Madanmohan Rao
Research Director, YourStory; Charter Member, TiE Bangalore
The journey for innovative social entrepreneurs and mobile technology wizards can be full of ups and downs and riddled with obstacles such as management or scalability issues. Three key ‘chasms’ or deep valleys that digital innovators must jump over are, from concept to prototype; from prototype to a sustainable model; and significant scaling up from early users to segments of society. Here are five ways in which mobile innovators can scale up their offerings.
SCALING THE PRODUCT
Product managers must be experienced in at least one of the four key areas (business, technology, social interactions or UX), and should be able to manage practice of all four. Product managers should be good at the operations’ side, as well as in team leadership roles. They need to creativity and cohesively, blend quantitative and qualitative user data, and must be up to date with market trends and research reports. The product or service should also keep up with the rapidly changing technolo- gy trends and adoption patterns amongst users. All products and services are becoming increasingly digitally-enabled, and mobiles have become the core platforms for a social innovator to scale their business nationally and globally.
METRICS
There are at least five kinds of metrics that innovators must keep in mind to scale up their businesses. These are, Activity metrics, which include entry level measures such as web traffic and application downloads; Process metrics that reflect progress in areas like acquisition costs, higher outreach efficiency, better conversion rates; Knowledge metrics, which cover best practices and validated user insights; People metrics, which include user and employee satisfaction; and Business and Social metrics that address revenue growth, sustainability and social impact.
LEADERSHIP AND MANAGEMENT
Talent, leadership, culture and organisational structure vary across different points of an innovator’s journey. Motivation and perseverance are not enough at scale stage, founders need to sharpen social skills, business operations, and relationship management. As an organisation grows, more and more of the project experience becomes codified into repeatable efficient processes. The experimental culture in the early stages gives way to an efficiency-driven culture in later phases. Founders and the leadership team should also become comfortable with the tricky issues of hiring, promotions and firing. Founders themselves may need to coach and be coached, and improve collaboration and delegation.

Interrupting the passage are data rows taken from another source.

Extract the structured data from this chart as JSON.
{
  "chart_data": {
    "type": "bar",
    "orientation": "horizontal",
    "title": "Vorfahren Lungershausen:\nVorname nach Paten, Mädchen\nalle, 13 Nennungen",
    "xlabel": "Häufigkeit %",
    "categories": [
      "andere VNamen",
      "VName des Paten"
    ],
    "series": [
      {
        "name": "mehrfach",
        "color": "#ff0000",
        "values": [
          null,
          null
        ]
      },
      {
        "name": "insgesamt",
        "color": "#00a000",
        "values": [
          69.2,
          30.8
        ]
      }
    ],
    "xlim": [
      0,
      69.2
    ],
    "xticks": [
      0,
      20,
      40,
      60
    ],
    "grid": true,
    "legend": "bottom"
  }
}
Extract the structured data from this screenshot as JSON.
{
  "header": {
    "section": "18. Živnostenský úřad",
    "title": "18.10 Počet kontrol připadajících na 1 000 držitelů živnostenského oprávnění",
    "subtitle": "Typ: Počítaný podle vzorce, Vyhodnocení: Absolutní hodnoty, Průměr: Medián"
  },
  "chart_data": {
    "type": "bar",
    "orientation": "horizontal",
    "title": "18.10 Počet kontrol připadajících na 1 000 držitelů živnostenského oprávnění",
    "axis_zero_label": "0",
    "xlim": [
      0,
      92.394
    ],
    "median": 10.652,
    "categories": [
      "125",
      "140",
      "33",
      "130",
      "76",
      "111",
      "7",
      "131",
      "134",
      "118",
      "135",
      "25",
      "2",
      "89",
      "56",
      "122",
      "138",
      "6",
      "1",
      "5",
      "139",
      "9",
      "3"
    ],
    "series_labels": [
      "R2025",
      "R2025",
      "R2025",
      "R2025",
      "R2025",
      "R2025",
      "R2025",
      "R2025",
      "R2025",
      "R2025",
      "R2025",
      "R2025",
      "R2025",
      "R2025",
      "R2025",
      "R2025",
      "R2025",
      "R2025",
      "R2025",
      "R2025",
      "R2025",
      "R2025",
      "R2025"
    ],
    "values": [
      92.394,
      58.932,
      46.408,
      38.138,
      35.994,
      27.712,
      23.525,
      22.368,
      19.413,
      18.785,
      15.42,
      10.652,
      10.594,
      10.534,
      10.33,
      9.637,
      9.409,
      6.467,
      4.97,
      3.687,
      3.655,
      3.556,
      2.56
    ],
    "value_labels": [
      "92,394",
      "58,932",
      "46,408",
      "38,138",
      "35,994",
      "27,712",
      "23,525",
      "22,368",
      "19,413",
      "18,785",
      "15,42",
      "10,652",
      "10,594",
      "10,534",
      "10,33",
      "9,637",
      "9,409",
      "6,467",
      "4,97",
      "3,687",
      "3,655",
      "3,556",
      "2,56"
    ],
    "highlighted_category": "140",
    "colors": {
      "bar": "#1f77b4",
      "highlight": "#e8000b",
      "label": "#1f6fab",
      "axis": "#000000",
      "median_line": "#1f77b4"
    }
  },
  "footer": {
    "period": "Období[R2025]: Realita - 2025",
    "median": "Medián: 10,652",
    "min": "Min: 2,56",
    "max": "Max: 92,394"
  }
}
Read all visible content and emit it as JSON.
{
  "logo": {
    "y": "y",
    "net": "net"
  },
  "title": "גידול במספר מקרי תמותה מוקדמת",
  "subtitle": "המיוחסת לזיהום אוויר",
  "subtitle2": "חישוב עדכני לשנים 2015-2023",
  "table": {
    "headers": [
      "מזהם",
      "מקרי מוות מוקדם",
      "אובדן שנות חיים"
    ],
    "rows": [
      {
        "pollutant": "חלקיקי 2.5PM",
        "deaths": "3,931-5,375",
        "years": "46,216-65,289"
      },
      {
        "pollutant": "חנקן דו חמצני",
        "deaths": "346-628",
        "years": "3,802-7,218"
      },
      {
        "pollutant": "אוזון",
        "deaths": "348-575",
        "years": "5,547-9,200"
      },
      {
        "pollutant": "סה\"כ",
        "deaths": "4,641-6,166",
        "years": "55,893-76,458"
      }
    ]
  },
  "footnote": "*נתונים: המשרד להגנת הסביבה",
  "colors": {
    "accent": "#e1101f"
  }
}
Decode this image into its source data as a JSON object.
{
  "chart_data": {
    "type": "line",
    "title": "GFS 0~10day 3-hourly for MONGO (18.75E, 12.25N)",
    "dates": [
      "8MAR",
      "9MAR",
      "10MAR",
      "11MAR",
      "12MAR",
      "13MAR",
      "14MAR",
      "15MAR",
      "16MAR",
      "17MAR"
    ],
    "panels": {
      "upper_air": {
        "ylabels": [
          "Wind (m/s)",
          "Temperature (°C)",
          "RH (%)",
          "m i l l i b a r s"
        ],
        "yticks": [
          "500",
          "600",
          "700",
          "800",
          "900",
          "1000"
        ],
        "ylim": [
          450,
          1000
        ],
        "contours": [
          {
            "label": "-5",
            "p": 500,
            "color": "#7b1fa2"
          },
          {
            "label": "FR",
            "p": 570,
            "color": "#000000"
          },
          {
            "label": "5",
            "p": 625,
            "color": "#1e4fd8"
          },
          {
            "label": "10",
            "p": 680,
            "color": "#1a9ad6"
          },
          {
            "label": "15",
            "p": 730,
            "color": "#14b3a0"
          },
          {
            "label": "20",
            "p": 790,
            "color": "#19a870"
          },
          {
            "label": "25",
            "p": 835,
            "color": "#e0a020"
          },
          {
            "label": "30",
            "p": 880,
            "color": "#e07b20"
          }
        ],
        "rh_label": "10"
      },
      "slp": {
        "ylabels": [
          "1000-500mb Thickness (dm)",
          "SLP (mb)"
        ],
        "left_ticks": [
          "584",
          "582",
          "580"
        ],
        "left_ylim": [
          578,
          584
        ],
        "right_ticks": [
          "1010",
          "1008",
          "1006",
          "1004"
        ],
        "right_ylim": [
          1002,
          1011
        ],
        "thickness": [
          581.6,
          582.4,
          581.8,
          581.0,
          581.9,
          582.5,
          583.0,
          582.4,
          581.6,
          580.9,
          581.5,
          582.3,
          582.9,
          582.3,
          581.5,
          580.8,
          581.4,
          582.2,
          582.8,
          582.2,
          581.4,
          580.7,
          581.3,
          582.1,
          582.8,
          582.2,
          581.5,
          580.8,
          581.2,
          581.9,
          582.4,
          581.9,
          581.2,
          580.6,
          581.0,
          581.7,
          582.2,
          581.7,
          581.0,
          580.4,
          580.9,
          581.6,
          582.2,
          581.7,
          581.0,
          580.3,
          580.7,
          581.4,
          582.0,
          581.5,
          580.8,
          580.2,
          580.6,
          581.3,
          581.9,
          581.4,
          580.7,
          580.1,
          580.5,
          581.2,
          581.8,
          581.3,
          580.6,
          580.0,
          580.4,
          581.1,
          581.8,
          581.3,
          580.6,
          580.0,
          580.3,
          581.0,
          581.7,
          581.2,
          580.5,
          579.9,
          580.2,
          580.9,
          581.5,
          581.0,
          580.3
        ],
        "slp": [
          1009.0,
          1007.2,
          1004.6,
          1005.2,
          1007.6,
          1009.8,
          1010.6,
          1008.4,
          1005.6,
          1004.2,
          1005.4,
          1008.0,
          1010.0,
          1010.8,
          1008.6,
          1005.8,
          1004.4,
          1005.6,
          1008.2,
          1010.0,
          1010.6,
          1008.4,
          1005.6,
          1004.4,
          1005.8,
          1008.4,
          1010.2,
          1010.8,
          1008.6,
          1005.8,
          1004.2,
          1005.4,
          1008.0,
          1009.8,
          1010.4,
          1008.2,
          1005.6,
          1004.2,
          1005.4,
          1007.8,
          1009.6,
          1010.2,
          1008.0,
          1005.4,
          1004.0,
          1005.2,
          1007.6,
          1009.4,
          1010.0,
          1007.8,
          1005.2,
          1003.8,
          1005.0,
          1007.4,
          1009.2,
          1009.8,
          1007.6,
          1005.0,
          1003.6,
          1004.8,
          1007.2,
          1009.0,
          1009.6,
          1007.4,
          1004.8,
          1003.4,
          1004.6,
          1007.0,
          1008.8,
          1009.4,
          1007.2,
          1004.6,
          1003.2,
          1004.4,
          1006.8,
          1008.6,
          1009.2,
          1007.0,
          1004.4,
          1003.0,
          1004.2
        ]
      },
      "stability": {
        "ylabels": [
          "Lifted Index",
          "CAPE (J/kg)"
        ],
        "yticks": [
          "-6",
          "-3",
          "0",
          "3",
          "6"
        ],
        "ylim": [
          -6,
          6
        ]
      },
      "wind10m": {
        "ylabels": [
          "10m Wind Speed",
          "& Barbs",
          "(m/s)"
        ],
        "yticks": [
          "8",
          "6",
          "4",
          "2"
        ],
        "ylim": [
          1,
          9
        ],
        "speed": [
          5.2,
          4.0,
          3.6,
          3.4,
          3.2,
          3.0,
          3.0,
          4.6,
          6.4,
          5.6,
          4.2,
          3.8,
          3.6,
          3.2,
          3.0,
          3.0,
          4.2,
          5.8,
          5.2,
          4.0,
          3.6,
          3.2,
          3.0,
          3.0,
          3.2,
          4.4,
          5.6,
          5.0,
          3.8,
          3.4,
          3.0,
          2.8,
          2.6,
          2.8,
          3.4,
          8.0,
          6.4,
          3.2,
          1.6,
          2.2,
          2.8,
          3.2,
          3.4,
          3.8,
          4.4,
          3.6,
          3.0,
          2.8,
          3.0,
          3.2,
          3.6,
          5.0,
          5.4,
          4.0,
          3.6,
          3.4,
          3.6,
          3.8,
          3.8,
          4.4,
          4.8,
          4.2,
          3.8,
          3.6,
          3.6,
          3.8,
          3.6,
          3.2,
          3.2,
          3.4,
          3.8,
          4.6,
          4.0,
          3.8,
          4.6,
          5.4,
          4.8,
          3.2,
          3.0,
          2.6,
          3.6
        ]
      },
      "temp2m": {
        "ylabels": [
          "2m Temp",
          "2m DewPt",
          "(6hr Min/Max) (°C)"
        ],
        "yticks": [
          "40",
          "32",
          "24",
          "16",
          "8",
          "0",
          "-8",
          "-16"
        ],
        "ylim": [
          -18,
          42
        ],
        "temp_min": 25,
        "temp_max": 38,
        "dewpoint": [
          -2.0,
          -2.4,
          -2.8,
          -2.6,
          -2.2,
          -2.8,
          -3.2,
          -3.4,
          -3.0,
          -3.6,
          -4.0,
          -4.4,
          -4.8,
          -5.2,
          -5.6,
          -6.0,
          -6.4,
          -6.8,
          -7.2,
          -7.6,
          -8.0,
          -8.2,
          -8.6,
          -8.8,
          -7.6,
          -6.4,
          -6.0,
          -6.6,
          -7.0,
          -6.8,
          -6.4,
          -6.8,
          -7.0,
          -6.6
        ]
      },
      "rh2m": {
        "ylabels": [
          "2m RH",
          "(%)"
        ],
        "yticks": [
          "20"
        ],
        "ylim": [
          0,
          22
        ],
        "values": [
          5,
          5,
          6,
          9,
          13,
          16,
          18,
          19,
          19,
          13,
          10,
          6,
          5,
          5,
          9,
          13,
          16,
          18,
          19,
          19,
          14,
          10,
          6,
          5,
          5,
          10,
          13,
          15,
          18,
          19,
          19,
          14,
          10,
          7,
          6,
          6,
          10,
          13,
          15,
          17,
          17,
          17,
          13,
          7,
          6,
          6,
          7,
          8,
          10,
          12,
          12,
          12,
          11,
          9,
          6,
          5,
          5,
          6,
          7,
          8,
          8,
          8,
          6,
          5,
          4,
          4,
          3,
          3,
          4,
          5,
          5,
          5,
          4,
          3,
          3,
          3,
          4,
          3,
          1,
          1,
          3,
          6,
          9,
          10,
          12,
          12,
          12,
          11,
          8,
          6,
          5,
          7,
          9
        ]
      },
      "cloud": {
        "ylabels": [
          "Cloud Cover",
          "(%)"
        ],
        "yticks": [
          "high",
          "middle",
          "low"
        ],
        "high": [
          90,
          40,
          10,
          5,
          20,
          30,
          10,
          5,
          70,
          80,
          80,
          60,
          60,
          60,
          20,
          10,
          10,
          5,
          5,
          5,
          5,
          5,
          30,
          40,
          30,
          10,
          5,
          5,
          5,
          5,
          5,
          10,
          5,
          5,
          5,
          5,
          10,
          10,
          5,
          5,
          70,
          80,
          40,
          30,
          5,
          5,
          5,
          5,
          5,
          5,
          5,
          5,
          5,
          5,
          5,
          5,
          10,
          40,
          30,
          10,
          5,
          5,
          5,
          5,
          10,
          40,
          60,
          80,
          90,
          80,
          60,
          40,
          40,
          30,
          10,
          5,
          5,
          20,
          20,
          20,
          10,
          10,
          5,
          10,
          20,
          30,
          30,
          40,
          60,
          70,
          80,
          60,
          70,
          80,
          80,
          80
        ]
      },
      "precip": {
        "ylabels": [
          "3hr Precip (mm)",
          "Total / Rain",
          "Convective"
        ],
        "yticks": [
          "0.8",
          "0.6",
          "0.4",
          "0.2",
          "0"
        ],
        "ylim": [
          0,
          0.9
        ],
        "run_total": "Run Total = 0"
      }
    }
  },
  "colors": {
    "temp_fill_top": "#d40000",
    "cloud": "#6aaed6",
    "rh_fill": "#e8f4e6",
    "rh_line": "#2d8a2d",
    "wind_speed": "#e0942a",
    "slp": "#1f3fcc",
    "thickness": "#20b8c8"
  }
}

INCUBATORS AND ACCELERATORS
Incubators help innovators with development of prototype, whereas accelerators help them scale the user-base beyond the early adopters. A number of activities are used in these phases such as: hackathons, boot camps, weekend sprints and community engagements with maker spaces. Funding can also be provided by incubators and accelerators via grants or investments. In addition to being tech and business focused, a number of accelerators and incubators in India are addressing the social sector as well, like Startup Oasis in Jaipur and NSRCEL at IIM Bangalore.
BOARDS OF ADVISORS AND DIRECTORS
A well-chosen and smoothly functioning board can support digital innovators, help understand mile- stones and help to achieve them faster, and hold the management accountable. Effective boards help start-ups and social enterprises prepare for grant applications, connect with partner organisations across the country, and recruit appropriate talent.
In sum, there are challenges that digital innovators face in areas ranging from product evolution to organisational management. The five steps described above can help harness the transformative power of technology for sustainable social advantage.